Vous en connaissez certainement d'autres. Si vous avez envie de les partager…
Soubresaut est construit à la manière de sursaut, à cause de soubre qui vient de sobre, "par-dessus, sur", du latin "super" et de saut, espagnol salto, du latin saltus". Merci Alain Rey (1).
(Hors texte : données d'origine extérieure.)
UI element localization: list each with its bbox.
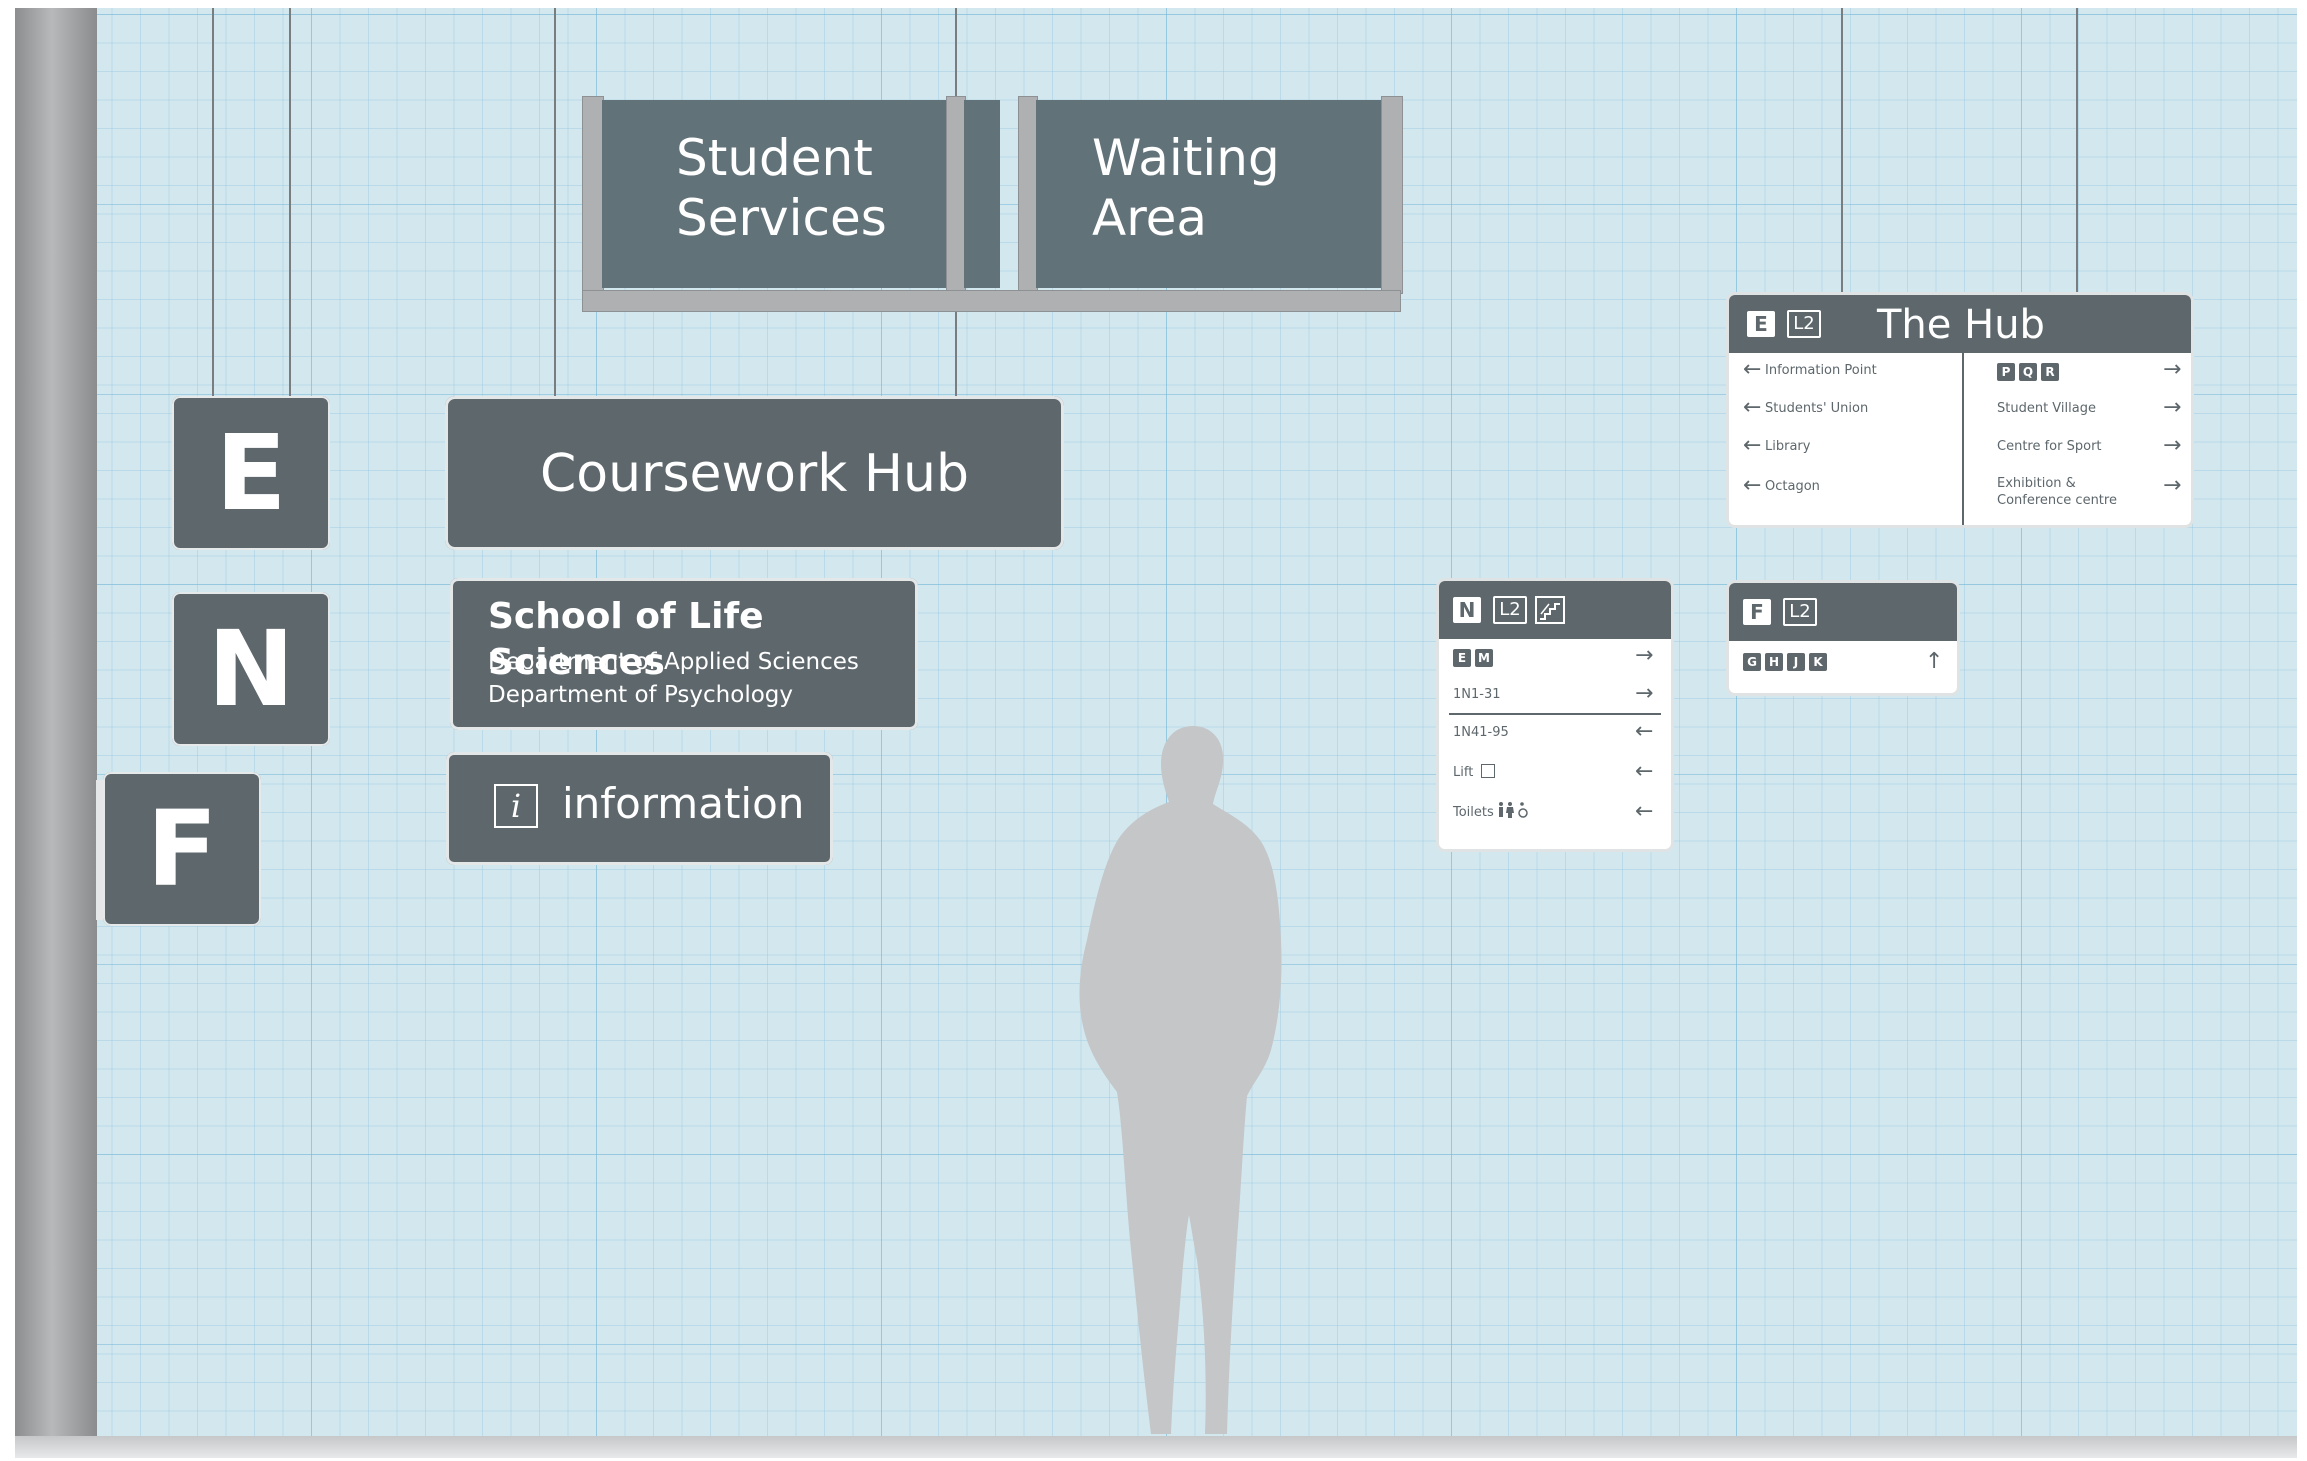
signage-elevation-drawing: Student Services Waiting Area E N F Cour… (0, 0, 2307, 1461)
zone-chip: F (1743, 599, 1771, 625)
panel-header: E L2 The Hub (1729, 295, 2191, 353)
frame-post (1018, 96, 1038, 294)
frame-rail-right (1381, 96, 1403, 294)
lift-icon (1481, 764, 1495, 778)
zone-chip: M (1475, 649, 1493, 667)
frame-panel-right: Waiting Area (1036, 100, 1381, 288)
level-chip: L2 (1783, 598, 1817, 626)
zone-chip: H (1765, 653, 1783, 671)
zone-letter: N (207, 608, 295, 730)
information-label: information (562, 779, 805, 828)
zone-sign-e: E (172, 396, 330, 550)
toilets-label: Toilets (1453, 805, 1494, 820)
zone-chip: N (1453, 597, 1481, 623)
school-sign: School of Life Sciences Department of Ap… (450, 578, 918, 730)
level-chip: L2 (1493, 596, 1527, 624)
arrow-right-icon: → (1635, 643, 1654, 668)
destination-label: Information Point (1765, 363, 1877, 378)
arrow-right-icon: → (2163, 357, 2182, 382)
n-direction-panel: N L2 E M → 1N1-31 → 1N41-95 ← Lift ← Toi… (1436, 578, 1674, 852)
destination-label: Centre for Sport (1997, 439, 2102, 454)
level-chip: L2 (1787, 310, 1821, 338)
panel-header: N L2 (1439, 581, 1671, 639)
arrow-left-icon: ← (1635, 759, 1654, 784)
person-silhouette (1079, 726, 1282, 1434)
row-divider (1449, 713, 1661, 715)
arrow-right-icon: → (2163, 433, 2182, 458)
lift-label: Lift (1453, 765, 1474, 780)
arrow-left-icon: ← (1635, 719, 1654, 744)
destination-label: Library (1765, 439, 1811, 454)
info-icon-letter: i (510, 787, 522, 825)
arrow-left-icon: ← (1743, 357, 1762, 382)
overhead-frame-sign: Student Services Waiting Area (582, 96, 1403, 312)
the-hub-panel: E L2 The Hub ← Information Point ← Stude… (1726, 292, 2194, 528)
department-line: Department of Psychology (488, 682, 793, 708)
department-line: Department of Applied Sciences (488, 649, 859, 675)
coursework-hub-label: Coursework Hub (540, 444, 969, 504)
panel-title: The Hub (1877, 302, 2045, 348)
zone-chip: Q (2019, 363, 2037, 381)
destination-label: Student Village (1997, 401, 2096, 416)
zone-chip: K (1809, 653, 1827, 671)
zone-sign-f: F (103, 772, 261, 926)
room-range-label: 1N1-31 (1453, 687, 1501, 702)
stairs-icon (1535, 596, 1565, 624)
coursework-hub-sign: Coursework Hub (445, 396, 1064, 550)
information-sign: i information (446, 752, 833, 865)
zone-chip: J (1787, 653, 1805, 671)
room-range-label: 1N41-95 (1453, 725, 1509, 740)
zone-chip: P (1997, 363, 2015, 381)
zone-letter: E (215, 412, 287, 534)
frame-panel-left: Student Services (602, 100, 966, 288)
arrow-right-icon: → (1635, 681, 1654, 706)
frame-bottom-bar (582, 290, 1401, 312)
zone-chip: E (1453, 649, 1471, 667)
wire (955, 312, 957, 398)
arrow-left-icon: ← (1743, 433, 1762, 458)
arrow-right-icon: → (2163, 473, 2182, 498)
destination-label: Students' Union (1765, 401, 1869, 416)
waiting-area-label: Waiting Area (1092, 129, 1280, 247)
wire (1841, 8, 1843, 293)
wire (212, 8, 214, 398)
zone-sign-n: N (172, 592, 330, 746)
f-direction-panel: F L2 G H J K ↑ (1726, 580, 1960, 696)
destination-label: Exhibition & Conference centre (1997, 476, 2117, 508)
panel-header: F L2 (1729, 583, 1957, 641)
arrow-left-icon: ← (1743, 473, 1762, 498)
student-services-label: Student Services (676, 129, 887, 247)
zone-letter: F (146, 788, 218, 910)
wire (2076, 8, 2078, 293)
arrow-left-icon: ← (1743, 395, 1762, 420)
arrow-up-icon: ↑ (1925, 649, 1944, 674)
column (15, 8, 97, 1436)
frame-gap (964, 100, 1000, 288)
zone-chip: G (1743, 653, 1761, 671)
arrow-left-icon: ← (1635, 799, 1654, 824)
wire (554, 8, 556, 398)
panel-divider (1962, 353, 1964, 525)
frame-rail-left (582, 96, 604, 294)
zone-chip: E (1747, 311, 1775, 337)
arrow-right-icon: → (2163, 395, 2182, 420)
wire (289, 8, 291, 398)
zone-chip: R (2041, 363, 2059, 381)
frame-post (946, 96, 966, 294)
wire (955, 8, 957, 98)
info-icon: i (494, 784, 538, 828)
toilets-icon (1499, 802, 1528, 818)
destination-label: Octagon (1765, 479, 1820, 494)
Sursaut, voilà un mot qui convient à notre situation. Alors, sautons, sursautons, soubresautons dans la recherche, mettons en pièces ce virus (il paraît que c'est une chose très compliquée). Le champ est immense : médocs, vaccins, pistes informatiques, transformation de masques de plongée en respirateurs et de rêves de marins confinés en projets bien réels. Chacun, chacune apporte sa contribution. C’est parfois une histoire de bricolage.
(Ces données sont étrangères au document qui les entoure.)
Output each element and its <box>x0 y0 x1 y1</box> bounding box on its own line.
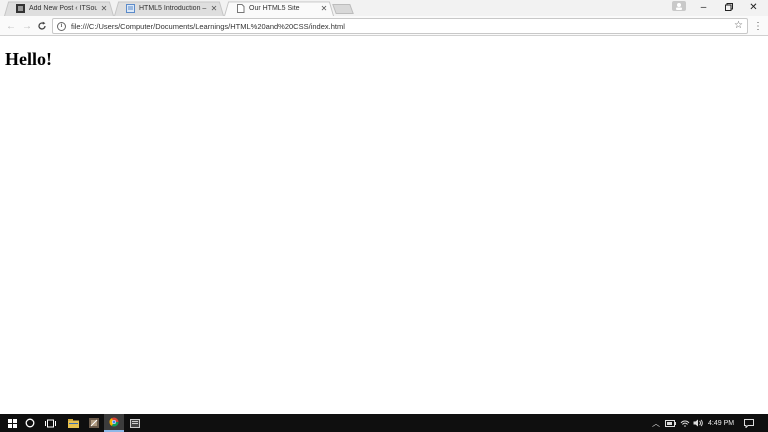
action-center-icon[interactable] <box>744 414 754 432</box>
close-icon[interactable]: ✕ <box>100 4 108 13</box>
new-tab-button[interactable] <box>332 4 354 14</box>
info-icon[interactable]: i <box>57 21 66 31</box>
tray-chevron-up-icon[interactable]: ︿ <box>652 414 660 432</box>
volume-icon[interactable] <box>693 414 703 432</box>
wifi-icon[interactable] <box>680 414 690 432</box>
address-bar[interactable]: i file:///C:/Users/Computer/Documents/Le… <box>52 18 748 34</box>
taskbar-clock[interactable]: 4:49 PM <box>708 414 734 432</box>
chrome-icon[interactable] <box>104 414 124 432</box>
windows-start-icon[interactable] <box>2 414 22 432</box>
reload-icon[interactable] <box>35 19 49 33</box>
forward-arrow-icon[interactable]: → <box>20 19 34 33</box>
windows-taskbar: ︿ 4:49 PM <box>0 414 768 432</box>
screen: Add New Post ‹ ITSource ✕ HTML5 Introduc… <box>0 0 768 432</box>
tab-strip: Add New Post ‹ ITSource ✕ HTML5 Introduc… <box>0 0 768 17</box>
task-view-icon[interactable] <box>40 414 60 432</box>
app-icon[interactable] <box>84 414 104 432</box>
battery-icon[interactable] <box>665 414 676 432</box>
close-icon[interactable]: ✕ <box>210 4 218 13</box>
cortana-search-icon[interactable] <box>20 414 40 432</box>
tab-html5-introduction[interactable]: HTML5 Introduction – li ✕ <box>114 0 224 17</box>
close-icon[interactable]: ✕ <box>320 4 328 13</box>
tab-title: Add New Post ‹ ITSource <box>29 4 97 12</box>
tab-title: Our HTML5 Site <box>249 4 300 12</box>
profile-icon[interactable] <box>672 1 686 11</box>
bookmark-star-icon[interactable]: ☆ <box>734 20 743 31</box>
window-close-icon[interactable]: ✕ <box>741 0 766 14</box>
tab-title: HTML5 Introduction – li <box>139 4 207 12</box>
menu-kebab-icon[interactable]: ⋮ <box>753 19 763 33</box>
itsource-favicon-icon <box>16 3 25 13</box>
app-window-icon[interactable] <box>125 414 145 432</box>
document-favicon-icon <box>126 3 135 13</box>
minimize-icon[interactable]: – <box>691 0 716 14</box>
restore-icon[interactable] <box>716 0 741 14</box>
tab-our-html5-site[interactable]: Our HTML5 Site ✕ <box>224 0 334 17</box>
page-heading: Hello! <box>5 49 52 69</box>
tab-add-new-post[interactable]: Add New Post ‹ ITSource ✕ <box>4 0 114 17</box>
back-arrow-icon[interactable]: ← <box>4 19 18 33</box>
page-viewport: Hello! <box>0 37 768 414</box>
url-text[interactable]: file:///C:/Users/Computer/Documents/Lear… <box>71 22 345 31</box>
page-favicon-icon <box>236 3 245 13</box>
file-explorer-icon[interactable] <box>63 414 83 432</box>
browser-toolbar: ← → i file:///C:/Users/Computer/Document… <box>0 16 768 36</box>
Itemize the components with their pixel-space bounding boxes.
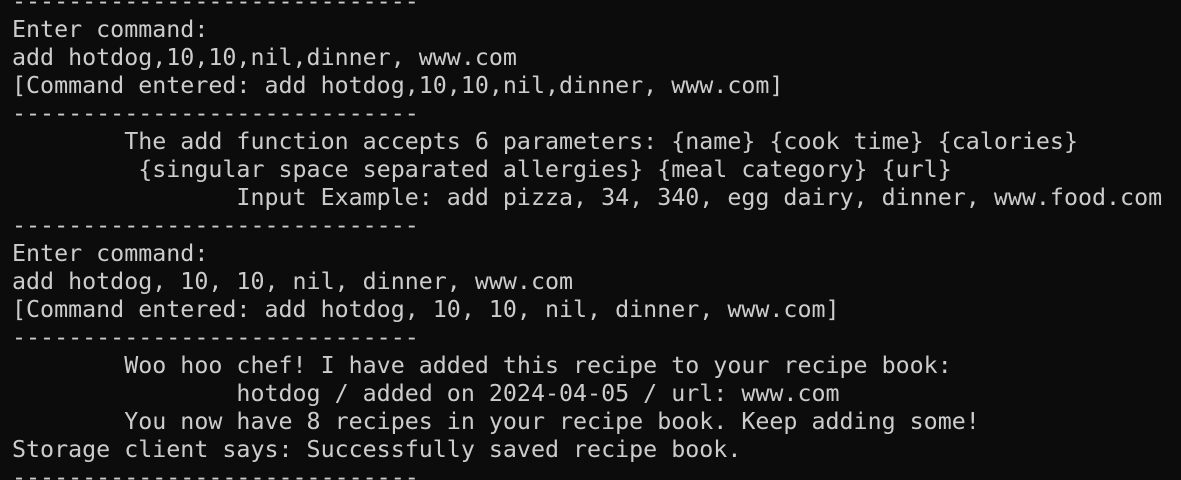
command-echo-line: [Command entered: add hotdog,10,10,nil,d… <box>12 72 784 99</box>
user-input-line: add hotdog,10,10,nil,dinner, www.com <box>12 44 517 71</box>
separator-line: ----------------------------- <box>12 464 419 480</box>
command-echo-line: [Command entered: add hotdog, 10, 10, ni… <box>12 296 840 323</box>
enter-command-prompt: Enter command: <box>12 240 209 267</box>
separator-line: ----------------------------- <box>12 100 419 127</box>
help-example-line: Input Example: add pizza, 34, 340, egg d… <box>12 184 1163 211</box>
success-message-line: Woo hoo chef! I have added this recipe t… <box>12 352 952 379</box>
separator-line: ----------------------------- <box>12 324 419 351</box>
help-text-line: The add function accepts 6 parameters: {… <box>12 128 1078 155</box>
user-input-line: add hotdog, 10, 10, nil, dinner, www.com <box>12 268 574 295</box>
separator-line: ----------------------------- <box>12 0 419 15</box>
recipe-detail-line: hotdog / added on 2024-04-05 / url: www.… <box>12 380 840 407</box>
recipe-count-line: You now have 8 recipes in your recipe bo… <box>12 408 980 435</box>
separator-line: ----------------------------- <box>12 212 419 239</box>
enter-command-prompt: Enter command: <box>12 16 209 43</box>
storage-status-line: Storage client says: Successfully saved … <box>12 436 742 463</box>
terminal-output: ----------------------------- Enter comm… <box>12 0 1181 480</box>
help-text-line: {singular space separated allergies} {me… <box>12 156 952 183</box>
terminal-window[interactable]: ----------------------------- Enter comm… <box>0 0 1181 480</box>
Permettez moi de vous présenter celle de Boris Vian. Elle parle d'une autre époque, mais sa considération sur le rayon d'action pourrait nous être utile.
C'est une java. Musique !
Mon oncle un fameux bricoleur
Faisait en amateur
Des bombes atomiques
Sans avoir jamais rien appris
C'était un vrai génie
Question travaux pratiques
Il s'enfermait tout' la journée
Au fond d'son atelier
Pour fair' ses expériences
Et le soir il rentrait chez nous
Et nous mettait en trans'
En nous racontant tout
Pour fabriquer une bombe "A"
Mes enfants croyez-moi
C'est vraiment de la tarte
La question du détonateur
S'résout en un quart d'heur'
C'est de cell's qu'on écarte
En c'qui concerne la bombe "H"
C'est pas beaucoup plus vach'
Mais un' chos' me tourmente
C'est qu'cell's de ma fabrication
N'ont qu'un rayon d'action
De trois mètres cinquante
Y a quéqu'chos' qui cloch' là-d'dans
J'y retourne immédiat'ment
Il a bossé pendant des jours
Tâchant avec amour
D'améliorer l'modèle
Quand il déjeunait avec nous
Il dévorait d'un coup
Sa soupe au vermicelle
On voyait à son air féroce
Qu'il tombait sur un os
Mais on n'osait rien dire
Et pis un soir pendant l'repas
V'là tonton qui soupir'
Et qui s'écrie comm' ça
A mesur' que je deviens vieux
Je m'en aperçois mieux
J'ai le cerveau qui flanche
Soyons sérieux disons le mot
C'est même plus un cerveau
C'est comm' de la sauce blanche
Voilà des mois et des années
Que j'essaye d'augmenter
La portée de ma bombe
Et je n'me suis pas rendu compt'
Que la seul' chos' qui compt'
C'est l'endroit où s'qu'ell' tombe
Y a quéqu'chose qui cloch' là-d'dans,
J'y retourne immédiat'ment
Sachant proche le résultat
Tous les grands chefs d'Etat
Lui ont rendu visite
Il les reçut et s'excusa
De ce que sa cagna
Etait aussi petite
Mais sitôt qu'ils sont tous entrés
Il les a enfermés
En disant soyez sages
Et, quand la bombe a explosé
De tous ces personnages
Il n'en est rien resté
Tonton devant ce résultat
Ne se dégonfla pas
Et joua les andouilles
Au Tribunal on l'a traîné
Et devant les jurés
Le voilà qui bafouille
Messieurs c'est un hasard affreux
Mais je jur' devant Dieu
Qu'en mon âme et conscience
Qu'en détruisant tous ces tordus
Je suis bien convaincu
D'avoir servi la France
On était dans l'embarras
Alors on l'condamna
Et puis on l'amnistia
Et l'pays reconnaissant
L’élut immédiat'ment
Chef du gouvernement (2)
(1) Le Robert, Dictionnaire historique de la langue française, sous la direction d'Alain Rey. - (2) Boris Vian / Alain Goraguer (musique), La java des bombes atomiques. Chez Phillips, 1955.